Growing up in a small town in Southern New Jersey


Monday, August 4, 2008

Fourth and Central

In Runnemede, at the NW corner of 4th and Central there used to be a store. It's a house now. It was a house then, actually, but it had an outside entrance to it's basement, wherein lay the store.

It was not your usual store. I actually think it was a front for some mafia activity, but I'm just thinking that like people in my community think I'm in the Federal witness protection program.

This store had very FEW items for sale (see why I think it was a front for the mafia) and there was never anyone in it but the Drexler kids (see why I think it was a front for the mafia). There was obviously no means for support for this "store." I mean the Drexler kids might have spent $1 total on a good week!

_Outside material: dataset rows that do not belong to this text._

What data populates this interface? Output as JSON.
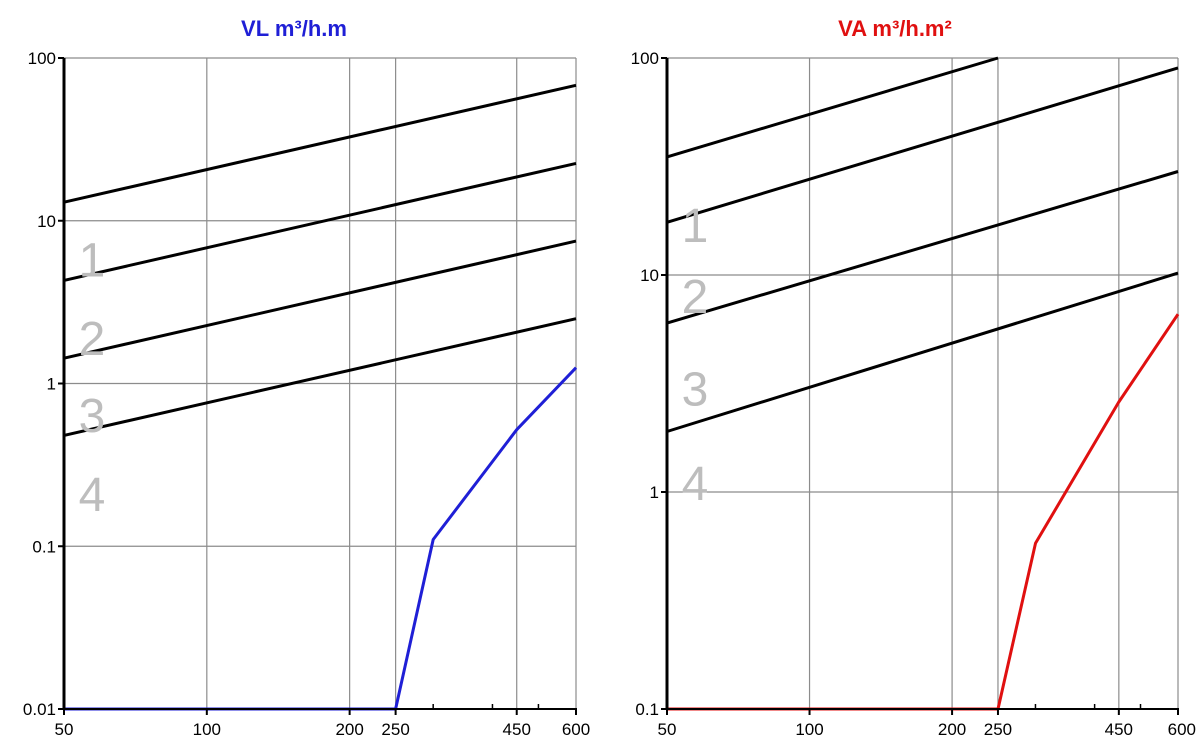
{
  "chart_data": [
    {
      "type": "line",
      "title": "VL m³/h.m",
      "title_color": "#1f1fd6",
      "x_scale": "log",
      "y_scale": "log",
      "xlim": [
        50,
        600
      ],
      "ylim": [
        0.01,
        100
      ],
      "x_tick_labels": [
        "50",
        "100",
        "200",
        "250",
        "450",
        "600"
      ],
      "x_ticks": [
        50,
        100,
        200,
        250,
        450,
        600
      ],
      "y_tick_labels": [
        "0.01",
        "0.1",
        "1",
        "10",
        "100"
      ],
      "y_ticks": [
        0.01,
        0.1,
        1,
        10,
        100
      ],
      "grid": true,
      "series": [
        {
          "x": [
            50,
            600
          ],
          "y": [
            13,
            68
          ],
          "color": "#000000"
        },
        {
          "x": [
            50,
            600
          ],
          "y": [
            4.3,
            22.5
          ],
          "color": "#000000"
        },
        {
          "x": [
            50,
            600
          ],
          "y": [
            1.43,
            7.5
          ],
          "color": "#000000"
        },
        {
          "x": [
            50,
            600
          ],
          "y": [
            0.48,
            2.5
          ],
          "color": "#000000"
        },
        {
          "x": [
            50,
            250,
            300,
            450,
            600
          ],
          "y": [
            0.01,
            0.01,
            0.11,
            0.52,
            1.25
          ],
          "color": "#1f1fd6"
        }
      ],
      "class_labels": [
        {
          "text": "1",
          "y": 5.8
        },
        {
          "text": "2",
          "y": 1.9
        },
        {
          "text": "3",
          "y": 0.64
        },
        {
          "text": "4",
          "y": 0.21
        }
      ]
    },
    {
      "type": "line",
      "title": "VA m³/h.m²",
      "title_color": "#e01010",
      "x_scale": "log",
      "y_scale": "log",
      "xlim": [
        50,
        600
      ],
      "ylim": [
        0.1,
        100
      ],
      "x_tick_labels": [
        "50",
        "100",
        "200",
        "250",
        "450",
        "600"
      ],
      "x_ticks": [
        50,
        100,
        200,
        250,
        450,
        600
      ],
      "y_tick_labels": [
        "0.1",
        "1",
        "10",
        "100"
      ],
      "y_ticks": [
        0.1,
        1,
        10,
        100
      ],
      "grid": true,
      "series": [
        {
          "x": [
            50,
            250
          ],
          "y": [
            35,
            100
          ],
          "color": "#000000"
        },
        {
          "x": [
            50,
            600
          ],
          "y": [
            17.5,
            90
          ],
          "color": "#000000"
        },
        {
          "x": [
            50,
            600
          ],
          "y": [
            6,
            30
          ],
          "color": "#000000"
        },
        {
          "x": [
            50,
            600
          ],
          "y": [
            1.9,
            10.2
          ],
          "color": "#000000"
        },
        {
          "x": [
            50,
            250,
            300,
            450,
            600
          ],
          "y": [
            0.1,
            0.1,
            0.58,
            2.6,
            6.6
          ],
          "color": "#e01010"
        }
      ],
      "class_labels": [
        {
          "text": "1",
          "y": 17
        },
        {
          "text": "2",
          "y": 8
        },
        {
          "text": "3",
          "y": 3
        },
        {
          "text": "4",
          "y": 1.1
        }
      ]
    }
  ]
}
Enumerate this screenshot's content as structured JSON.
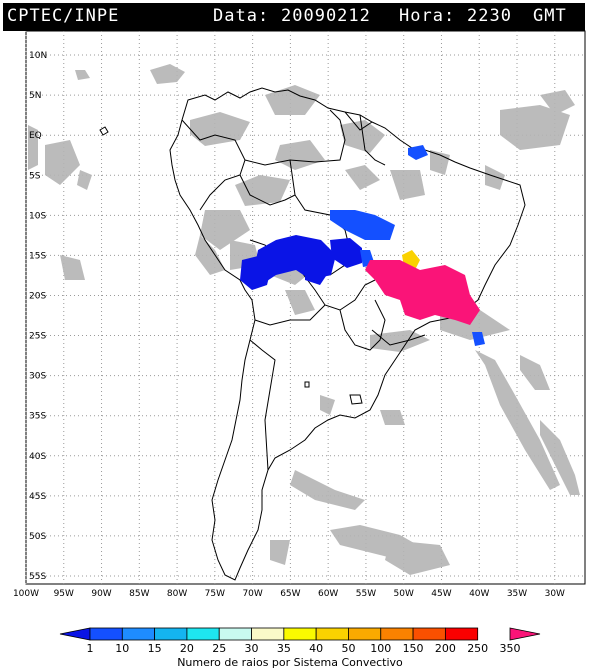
{
  "header": {
    "source": "CPTEC/INPE",
    "date_label": "Data:",
    "date_value": "20090212",
    "time_label": "Hora:",
    "time_value": "2230",
    "timezone": "GMT"
  },
  "map": {
    "lon_range": [
      -100,
      -26
    ],
    "lat_range": [
      -56,
      13
    ],
    "lat_ticks": [
      {
        "value": 10,
        "label": "10N"
      },
      {
        "value": 5,
        "label": "5N"
      },
      {
        "value": 0,
        "label": "EQ"
      },
      {
        "value": -5,
        "label": "5S"
      },
      {
        "value": -10,
        "label": "10S"
      },
      {
        "value": -15,
        "label": "15S"
      },
      {
        "value": -20,
        "label": "20S"
      },
      {
        "value": -25,
        "label": "25S"
      },
      {
        "value": -30,
        "label": "30S"
      },
      {
        "value": -35,
        "label": "35S"
      },
      {
        "value": -40,
        "label": "40S"
      },
      {
        "value": -45,
        "label": "45S"
      },
      {
        "value": -50,
        "label": "50S"
      },
      {
        "value": -55,
        "label": "55S"
      }
    ],
    "lon_ticks": [
      {
        "value": -100,
        "label": "100W"
      },
      {
        "value": -95,
        "label": "95W"
      },
      {
        "value": -90,
        "label": "90W"
      },
      {
        "value": -85,
        "label": "85W"
      },
      {
        "value": -80,
        "label": "80W"
      },
      {
        "value": -75,
        "label": "75W"
      },
      {
        "value": -70,
        "label": "70W"
      },
      {
        "value": -65,
        "label": "65W"
      },
      {
        "value": -60,
        "label": "60W"
      },
      {
        "value": -55,
        "label": "55W"
      },
      {
        "value": -50,
        "label": "50W"
      },
      {
        "value": -45,
        "label": "45W"
      },
      {
        "value": -40,
        "label": "40W"
      },
      {
        "value": -35,
        "label": "35W"
      },
      {
        "value": -30,
        "label": "30W"
      }
    ],
    "grid": true,
    "colors": {
      "cloud": "#b4b4b4",
      "coast": "#000000",
      "grid": "#9a9a9a"
    }
  },
  "colorbar": {
    "title": "Numero de raios por Sistema Convectivo",
    "ticks": [
      "1",
      "10",
      "15",
      "20",
      "25",
      "30",
      "35",
      "40",
      "50",
      "100",
      "150",
      "200",
      "250",
      "350"
    ],
    "colors": [
      "#0a14e6",
      "#1450ff",
      "#1e8cff",
      "#14b4f0",
      "#1ee6f0",
      "#c8faf0",
      "#fafac8",
      "#fafa00",
      "#fad200",
      "#faaa00",
      "#fa8200",
      "#fa5000",
      "#fa0000",
      "#fa1478"
    ]
  }
}
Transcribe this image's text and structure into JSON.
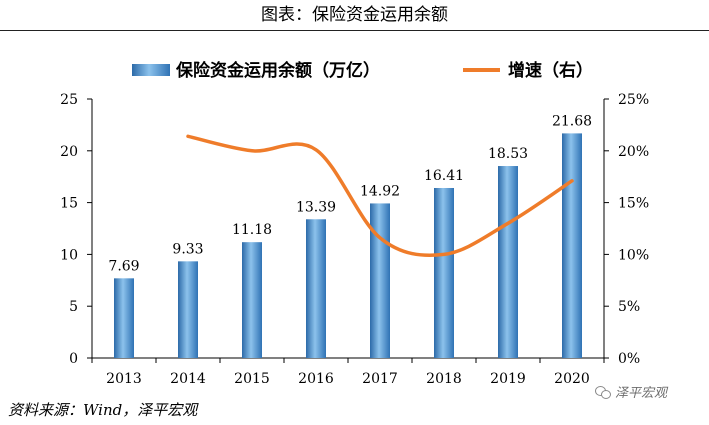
{
  "header": {
    "title": "图表：保险资金运用余额"
  },
  "source": "资料来源：Wind，泽平宏观",
  "watermark": "泽平宏观",
  "colors": {
    "bar": "#3a7fc0",
    "bar_light": "#8cc2ec",
    "line": "#ef7c2a"
  },
  "chart_data": {
    "type": "bar",
    "categories": [
      "2013",
      "2014",
      "2015",
      "2016",
      "2017",
      "2018",
      "2019",
      "2020"
    ],
    "series": [
      {
        "name": "保险资金运用余额（万亿）",
        "type": "bar",
        "axis": "left",
        "values": [
          7.69,
          9.33,
          11.18,
          13.39,
          14.92,
          16.41,
          18.53,
          21.68
        ],
        "labels": [
          "7.69",
          "9.33",
          "11.18",
          "13.39",
          "14.92",
          "16.41",
          "18.53",
          "21.68"
        ]
      },
      {
        "name": "增速（右）",
        "type": "line",
        "axis": "right",
        "values": [
          null,
          21.4,
          20.0,
          20.1,
          11.6,
          10.0,
          13.0,
          17.1
        ]
      }
    ],
    "y_left": {
      "min": 0,
      "max": 25,
      "ticks": [
        "0",
        "5",
        "10",
        "15",
        "20",
        "25"
      ]
    },
    "y_right": {
      "min": 0,
      "max": 25,
      "ticks": [
        "0%",
        "5%",
        "10%",
        "15%",
        "20%",
        "25%"
      ]
    },
    "legend_position": "top",
    "grid": false
  }
}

My brother Mark liked the place because the man carried baseball cards. Not that 15 other stores in town didn't, but he had to get all the packs he could, because he never knew when that ONE card would pop up in a pack, so he shopped all over town buying baseball cards.

The man -- whose name my sister and I cannot remember -- who ran the joint had penny candy -- of all kinds, nickle candy bars -- of all kinds, but the supplies never seemed to be any different from week to week. We'd buy our stash (a dime each, usually) and the next week, there would be the same number of candy bars and penny candy items as when we left the week before (see why I think it was a front for the mafia?).

Monday was allowance day, so Monday was probably the day we walked the three blocks to the store.

The man also carried some of the items you would find in the Oriental Trading Company catalog. Rings that turned your finger green after five minutes, yo-yos (the cheap kind, not any brand name), pencils with pictures on them (not naughty pictures), comics, and magazines. Since at that point in my life I wouldn't have recognized an off-color magazine, I can't say that he carried anything like that.

But this was a different store from Jake's 5 & 10, or Binkley's 5 & 10, or Pitt's Drugstore, or Dink's news-stand.

I don't know how else to describe it except a 15x15 corner of this home's basement had been rounded out with shelves on all walls. There was a glass case in the center of the store with the cash register on it, and all the products lined the walls. It was a dinky little store, which I didn't frequent very often -- it frankly gave me the creeps, but apparently my sister and brothers liked it.

But then, they also liked the hoagie shop at 6th and the pike, whereas I preferred the deli on the Pike near Clements Bridge Road. It was all a matter of taste.